A tese de SILVA FILHO verificou que as instituições do Terceiro Setor que trabalham com a inter-relação comunicação/educação, ou simplesmente educomunicação, se organizam em torno de práticas que garantem o verdadeiro exercício da cidadania pelos estudantes, uma vez que as atividades acontecem mediante uma gestão participativa e suas ações se dão por projetos, levando-as à constituição de um sistema metodológico peculiar em seu jeito de atuar. Seu estudo respaldou-se nas pesquisas do NCE/USP que vem sistematizando experiências, projetos e estudos na inter-relação comunicação/educação/ tecnologia na América Latina desde os anos 1998. A tese de doutorado “Educomunicação e sua metodologia: um estudo a partir de práticas de ONGs do Brasil”, defendida em 2004, é nosso ponto de partida por demonstrar que o sistema metodológico das oito organizações investigadas, que trabalham com o conceito de educomunicação como intervenção social, apresenta possibilidades significativas de transformação para a educação. O autor verificou que as práticas educomunicativas delas têm na interdiscursividade e na multirreferencialidade seu eixo estruturador; no incentivo e no exercício do protagonismo juvenil, da gestão participativa e da ação por projetos o seu modus operandi, ou seja, suas faculdades operacionais. Essas práticas constituem-se em espaço de aceitação e de elaboração de valores, bem como de desenvolvimento de competências e habilidades comunicacionais. (SILVA FILHO, 2004, p. 251)

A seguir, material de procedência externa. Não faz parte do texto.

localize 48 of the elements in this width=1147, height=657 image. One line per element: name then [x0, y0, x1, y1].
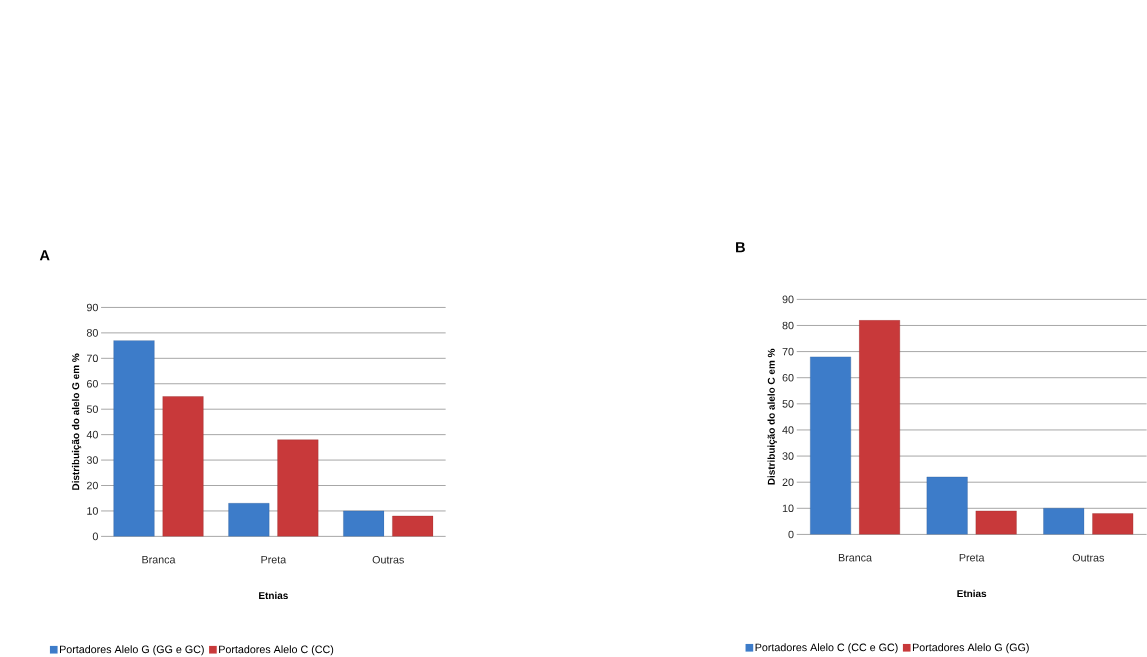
x-tick-label: Outras — [372, 555, 404, 564]
x-tick-label: Branca — [142, 555, 176, 564]
y-tick-label: 60 — [782, 373, 794, 382]
y-tick-label: 90 — [86, 303, 98, 312]
bar — [810, 356, 851, 535]
y-axis-title: Distribuição do alelo G em % — [71, 353, 82, 490]
y-tick-label: 20 — [782, 478, 794, 486]
y-tick-label: 50 — [782, 399, 794, 408]
bar — [113, 340, 155, 537]
bar — [926, 476, 968, 535]
x-tick-label: Preta — [261, 555, 287, 564]
bar — [859, 319, 900, 535]
x-axis-title: Etnias — [957, 589, 987, 597]
legend-label: Portadores Alelo G (GG) — [912, 643, 1029, 654]
y-tick-label: 10 — [87, 507, 98, 515]
legend-label: Portadores Alelo C (CC) — [219, 645, 334, 656]
y-tick-label: 30 — [782, 452, 794, 460]
y-tick-label: 80 — [86, 328, 98, 337]
y-tick-label: 70 — [782, 347, 794, 356]
bar — [1043, 508, 1085, 535]
bar — [277, 439, 319, 537]
bar — [162, 396, 204, 537]
y-tick-label: 50 — [86, 405, 98, 413]
y-tick-label: 40 — [86, 430, 98, 439]
y-tick-label: 70 — [87, 354, 98, 362]
bar — [343, 510, 385, 537]
legend-label: Portadores Alelo C (CC e GC) — [755, 643, 898, 654]
bar — [228, 503, 270, 537]
chart-title: A — [39, 250, 50, 261]
y-tick-label: 20 — [86, 481, 98, 490]
y-tick-label: 60 — [86, 379, 98, 388]
bar — [975, 510, 1017, 535]
chart-title: B — [736, 242, 745, 253]
x-tick-label: Preta — [959, 553, 985, 562]
x-tick-label: Outras — [1072, 553, 1104, 562]
y-tick-label: 0 — [788, 530, 794, 539]
x-axis-title: Etnias — [259, 591, 288, 599]
y-tick-label: 80 — [782, 321, 794, 330]
y-tick-label: 0 — [92, 532, 98, 541]
x-tick-label: Branca — [838, 553, 872, 562]
y-tick-label: 40 — [782, 426, 794, 434]
bar — [1092, 513, 1134, 535]
y-tick-label: 30 — [86, 456, 98, 464]
legend-label: Portadores Alelo G (GG e GC) — [59, 645, 204, 656]
bar — [392, 515, 434, 537]
y-axis-title: Distribuição do alelo C em % — [767, 348, 777, 485]
y-tick-label: 10 — [782, 504, 794, 512]
y-tick-label: 90 — [782, 295, 794, 304]
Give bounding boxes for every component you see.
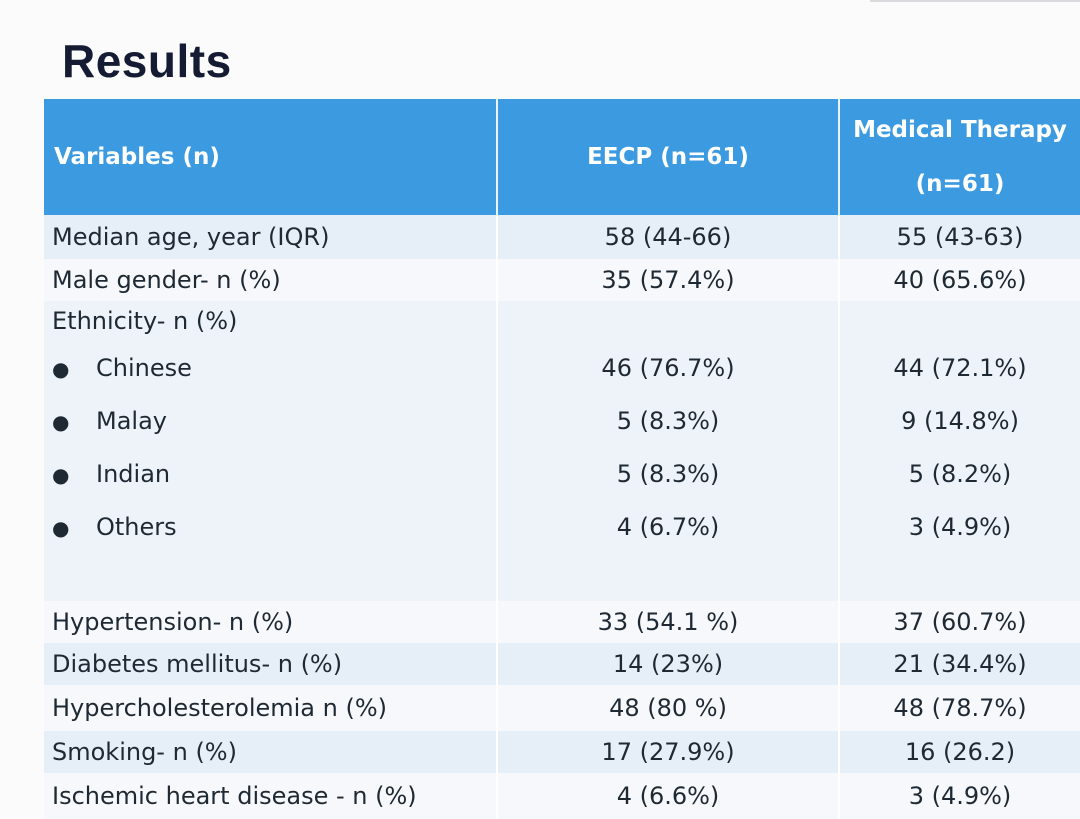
row-label: Chinese [96, 353, 192, 382]
row-label: Smoking- n (%) [44, 731, 498, 773]
header-mt-line2: (n=61) [915, 171, 1005, 197]
eecp-value: 4 (6.6%) [497, 773, 840, 819]
header-variables: Variables (n) [44, 99, 498, 215]
table-row: Ischemic heart disease - n (%) 4 (6.6%) … [44, 773, 1080, 819]
table-row: Male gender- n (%) 35 (57.4%) 40 (65.6%) [44, 259, 1080, 301]
mt-value [839, 301, 1080, 341]
eecp-value: 46 (76.7%) [497, 341, 840, 394]
mt-value: 44 (72.1%) [839, 341, 1080, 394]
eecp-value: 33 (54.1 %) [497, 601, 840, 643]
table-row: Hypercholesterolemia n (%) 48 (80 %) 48 … [44, 685, 1080, 731]
table-row: ● Chinese 46 (76.7%) 44 (72.1%) [44, 341, 1080, 394]
bullet-icon: ● [52, 409, 70, 434]
table-row: ● Indian 5 (8.3%) 5 (8.2%) [44, 447, 1080, 500]
table-row: Diabetes mellitus- n (%) 14 (23%) 21 (34… [44, 643, 1080, 685]
row-label: Indian [96, 459, 171, 488]
table-header-row: Variables (n) EECP (n=61) Medical Therap… [44, 99, 1080, 215]
row-label: Others [96, 512, 177, 541]
eecp-value: 4 (6.7%) [497, 500, 840, 553]
mt-value: 40 (65.6%) [839, 259, 1080, 301]
row-label: Diabetes mellitus- n (%) [44, 643, 498, 685]
eecp-value: 5 (8.3%) [497, 394, 840, 447]
row-label: Malay [96, 406, 167, 435]
eecp-value: 17 (27.9%) [497, 731, 840, 773]
mt-value: 3 (4.9%) [839, 500, 1080, 553]
eecp-value: 14 (23%) [497, 643, 840, 685]
top-divider [870, 0, 1080, 2]
results-table: Variables (n) EECP (n=61) Medical Therap… [44, 99, 1080, 819]
mt-value: 3 (4.9%) [839, 773, 1080, 819]
table-row: Ethnicity- n (%) [44, 301, 1080, 341]
row-label: Ethnicity- n (%) [44, 301, 498, 341]
row-label: Median age, year (IQR) [44, 215, 498, 259]
bullet-icon: ● [52, 515, 70, 540]
table-row: ● Malay 5 (8.3%) 9 (14.8%) [44, 394, 1080, 447]
row-label: Hypercholesterolemia n (%) [44, 685, 498, 731]
table-spacer-row [44, 553, 1080, 601]
slide-title: Results [62, 35, 232, 87]
row-label: Ischemic heart disease - n (%) [44, 773, 498, 819]
eecp-value: 58 (44-66) [497, 215, 840, 259]
eecp-value: 35 (57.4%) [497, 259, 840, 301]
row-label: Hypertension- n (%) [44, 601, 498, 643]
table-row: Hypertension- n (%) 33 (54.1 %) 37 (60.7… [44, 601, 1080, 643]
header-medical-therapy: Medical Therapy (n=61) [839, 99, 1080, 215]
bullet-icon: ● [52, 356, 70, 381]
table-row: ● Others 4 (6.7%) 3 (4.9%) [44, 500, 1080, 553]
header-mt-line1: Medical Therapy [853, 117, 1067, 143]
eecp-value: 5 (8.3%) [497, 447, 840, 500]
bullet-icon: ● [52, 462, 70, 487]
mt-value: 16 (26.2) [839, 731, 1080, 773]
mt-value: 48 (78.7%) [839, 685, 1080, 731]
mt-value: 21 (34.4%) [839, 643, 1080, 685]
mt-value: 5 (8.2%) [839, 447, 1080, 500]
mt-value: 9 (14.8%) [839, 394, 1080, 447]
row-label: Male gender- n (%) [44, 259, 498, 301]
table-row: Median age, year (IQR) 58 (44-66) 55 (43… [44, 215, 1080, 259]
mt-value: 55 (43-63) [839, 215, 1080, 259]
eecp-value: 48 (80 %) [497, 685, 840, 731]
mt-value: 37 (60.7%) [839, 601, 1080, 643]
eecp-value [497, 301, 840, 341]
table-row: Smoking- n (%) 17 (27.9%) 16 (26.2) [44, 731, 1080, 773]
header-eecp: EECP (n=61) [497, 99, 840, 215]
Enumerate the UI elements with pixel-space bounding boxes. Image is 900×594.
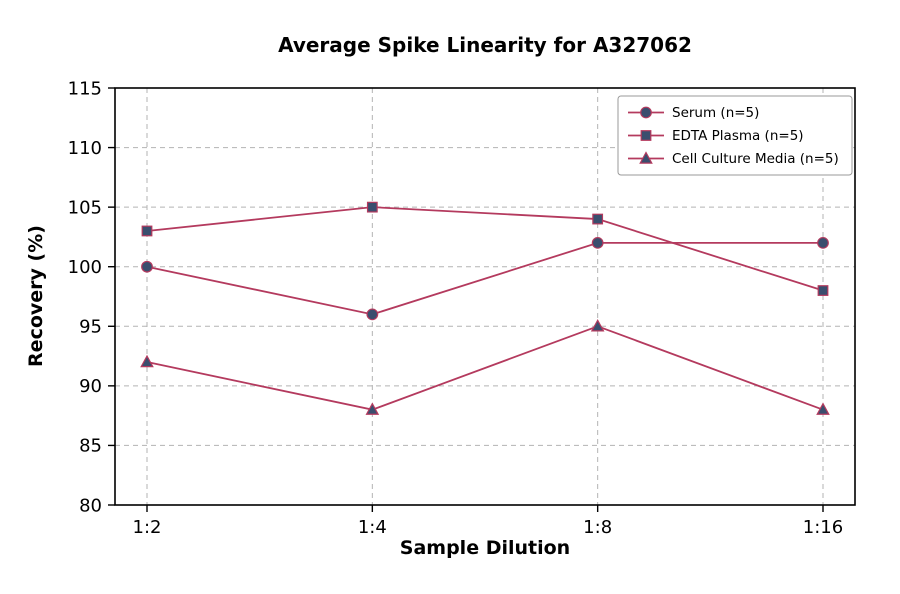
marker-circle [591, 236, 604, 249]
marker-triangle [365, 402, 380, 415]
legend-marker-square [640, 130, 652, 141]
marker-square [592, 213, 604, 225]
legend-label: Cell Culture Media (n=5) [672, 151, 839, 167]
marker-square [141, 225, 153, 237]
marker-triangle [140, 354, 154, 368]
series-line-edta-plasma-n-5- [146, 206, 824, 292]
marker-triangle [816, 402, 830, 415]
marker-circle [141, 260, 153, 273]
x-tick-label: 1:2 [133, 517, 162, 538]
marker-square [366, 201, 378, 213]
y-tick-label: 105 [68, 197, 102, 218]
legend-marker-triangle [639, 151, 653, 164]
legend-label: EDTA Plasma (n=5) [672, 128, 804, 144]
x-tick-label: 1:4 [358, 517, 387, 538]
chart-title: Average Spike Linearity for A327062 [278, 33, 692, 57]
x-axis-label: Sample Dilution [399, 537, 571, 559]
legend-box [617, 95, 853, 176]
marker-circle [366, 308, 379, 321]
series-line-serum-n-5- [146, 241, 823, 316]
y-tick-label: 80 [79, 495, 102, 516]
marker-square [817, 285, 829, 296]
y-tick-label: 85 [79, 436, 102, 457]
plot-frame [114, 87, 856, 506]
x-tick-label: 1:8 [583, 517, 612, 538]
y-tick-label: 95 [79, 317, 102, 338]
marker-circle [817, 236, 829, 249]
y-tick-label: 90 [79, 376, 102, 397]
legend-marker-circle [640, 106, 652, 119]
y-tick-label: 100 [68, 257, 102, 278]
marker-triangle [590, 319, 605, 332]
y-tick-label: 110 [68, 138, 102, 159]
legend-label: Serum (n=5) [672, 105, 759, 121]
series-line-cell-culture-media-n-5- [146, 325, 824, 411]
y-tick-label: 115 [68, 78, 102, 99]
x-tick-label: 1:16 [803, 517, 843, 538]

Seis dessas organizações fazem parte da Rede CEP que se orgulha em ter o NCE/USP4 como um centro de pesquisa fazendo parte de sua constituição, devido a suas contribuições no âmbito de pesquisas, na assessoria e consultoria em projetos e programas na inter-relação comunicação/educação. Também desenvolve projetos e programas no âmbito das políticas públicas junto aos governos federal, estadual e municipal. Essas organizações têm forte relação com o incremento de políticas públicas para a tríade comunicação, educação e participação, como foi demonstrada em pesquisa para a Unicef realizada por Rosetti (2005) evidenciando também suas práticas. Por este motivo, a presente pesquisa pretende focar nas relações estabelecidas com as redes de ensino para averiguar de que forma elas podem contribuir com as instâncias federal, estadual e municipal para a qualidade da educação pública.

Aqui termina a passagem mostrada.